Demissões e investigações
Entre os demitidos está Paulo Guilherme Carniel Wagner, que ocupou o cargo de superintendente do Ibama no estado em 2022 e tornou-se um dos nomes mais conhecidos no combate ao tráfico de animais no Rio Grande do Sul. Também foi demitido o analista ambiental Emerson Strack Skrabe. Segundo a Corregedoria do Ibama, ambos teriam se valido de seus cargos públicos para obter vantagens próprias ou beneficiar terceiros, conduta que resultou na aplicação da pena de demissão.
Os fatos analisados no processo administrativo disciplinar são resultado das investigações da Operação Celeno, da Polícia Federal. Em dezembro de 2024, a PF indiciou os dois servidores e outras quatro pessoas por suspeita de integrar um esquema de desvio de animais silvestres do Centro de Triagem de Animais Silvestres (Cetas) do Ibama, em Porto Alegre.
Detalhes do esquema
De acordo com a investigação, aves apreendidas ou resgatadas deixavam de seguir a destinação prevista e eram encaminhadas a criadores particulares. Os servidores também teriam recebido valores e outros benefícios em troca dos repasses. Entre os animais envolvidos no inquérito estava uma harpia — considerada a maior ave de rapina das Américas — que foi localizada e resgatada após a operação.
Recursos e defesa
A decisão administrativa é definitiva na esfera do Ibama, mas pode ser revista caso surjam fatos novos. Os investigados também podem recorrer à Justiça para contestar a penalidade. O Ibama emitiu um comunicado afirmando que "foram identificados elementos consistentes que evidenciaram a prática de faltas funcionais graves, passíveis de demissão".

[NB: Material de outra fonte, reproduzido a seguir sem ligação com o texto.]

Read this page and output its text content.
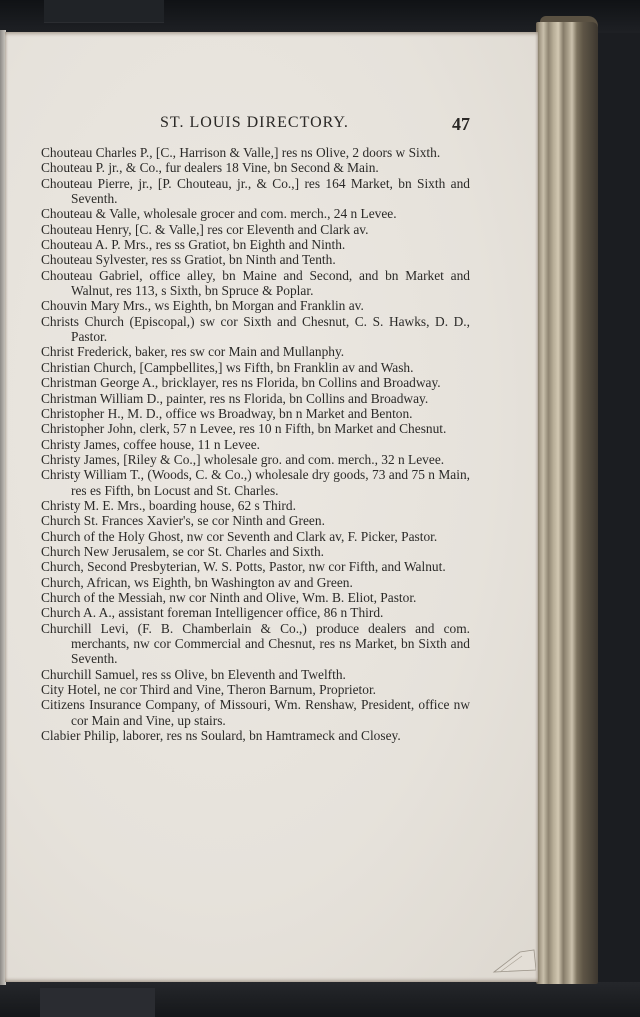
ST. LOUIS DIRECTORY.	47

Chouteau Charles P., [C., Harrison & Valle,] res ns Olive, 2 doors w Sixth.

Chouteau P. jr., & Co., fur dealers 18 Vine, bn Second & Main.

Chouteau Pierre, jr., [P. Chouteau, jr., & Co.,] res 164 Market, bn Sixth and Seventh.

Chouteau & Valle, wholesale grocer and com. merch., 24 n Levee.

Chouteau Henry, [C. & Valle,] res cor Eleventh and Clark av.

Chouteau A. P. Mrs., res ss Gratiot, bn Eighth and Ninth.

Chouteau Sylvester, res ss Gratiot, bn Ninth and Tenth.

Chouteau Gabriel, office alley, bn Maine and Second, and bn Market and Walnut, res 113, s Sixth, bn Spruce & Poplar.

Chouvin Mary Mrs., ws Eighth, bn Morgan and Franklin av.

Christs Church (Episcopal,) sw cor Sixth and Chesnut, C. S. Hawks, D. D., Pastor.

Christ Frederick, baker, res sw cor Main and Mullanphy.

Christian Church, [Campbellites,] ws Fifth, bn Franklin av and Wash.

Christman George A., bricklayer, res ns Florida, bn Collins and Broadway.

Christman William D., painter, res ns Florida, bn Collins and Broadway.

Christopher H., M. D., office ws Broadway, bn n Market and Benton.

Christopher John, clerk, 57 n Levee, res 10 n Fifth, bn Market and Chesnut.

Christy James, coffee house, 11 n Levee.

Christy James, [Riley & Co.,] wholesale gro. and com. merch., 32 n Levee.

Christy William T., (Woods, C. & Co.,) wholesale dry goods, 73 and 75 n Main, res es Fifth, bn Locust and St. Charles.

Christy M. E. Mrs., boarding house, 62 s Third.

Church St. Frances Xavier's, se cor Ninth and Green.

Church of the Holy Ghost, nw cor Seventh and Clark av, F. Picker, Pastor.

Church New Jerusalem, se cor St. Charles and Sixth.

Church, Second Presbyterian, W. S. Potts, Pastor, nw cor Fifth, and Walnut.

Church, African, ws Eighth, bn Washington av and Green.

Church of the Messiah, nw cor Ninth and Olive, Wm. B. Eliot, Pastor.

Church A. A., assistant foreman Intelligencer office, 86 n Third.

Churchill Levi, (F. B. Chamberlain & Co.,) produce dealers and com. merchants, nw cor Commercial and Chesnut, res ns Market, bn Sixth and Seventh.

Churchill Samuel, res ss Olive, bn Eleventh and Twelfth.

City Hotel, ne cor Third and Vine, Theron Barnum, Proprietor.

Citizens Insurance Company, of Missouri, Wm. Renshaw, President, office nw cor Main and Vine, up stairs.

Clabier Philip, laborer, res ns Soulard, bn Hamtrameck and Closey.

A reportagem procurou os advogados dos dois ex-servidores. Eduardo Maluhy, que representa Paulo Wagner, disse que vai tentar a reconsideração da decisão. Michel França, advogado de Emerson Skrabe, ainda não retornou o contato.
Posicionamento do Ibama
O Ibama declarou: "A decisão administrativa mencionada decorre da conclusão de processo disciplinar instaurado para apurar possíveis irregularidades funcionais. Ao longo da instrução processual, foram identificados elementos consistentes que evidenciaram a prática de faltas funcionais graves, passíveis de demissão, nos termos da Lei nº 8.112/1990. Todo o procedimento foi conduzido em estrita observância ao devido processo legal, assegurando-se aos servidores investigados o pleno exercício do contraditório e da ampla defesa. A apuração administrativa também considerou informações provenientes de investigação conduzida pela Polícia Federal, cujas conclusões apontaram indícios relevantes da gravidade das condutas investigadas, contribuindo para o esclarecimento dos fatos no âmbito disciplinar. Diante do conjunto probatório reunido, o Ibama adotou as providências cabíveis previstas na legislação vigente, culminando na aplicação da penalidade de demissão, conforme publicado no Diário Oficial da União. O Instituto não compactua com quaisquer desvios de conduta funcional e atua de forma rigorosa na apuração e responsabilização de irregularidades, em alinhamento com os princípios da legalidade, da moralidade administrativa e da proteção ao patrimônio ambiental brasileiro."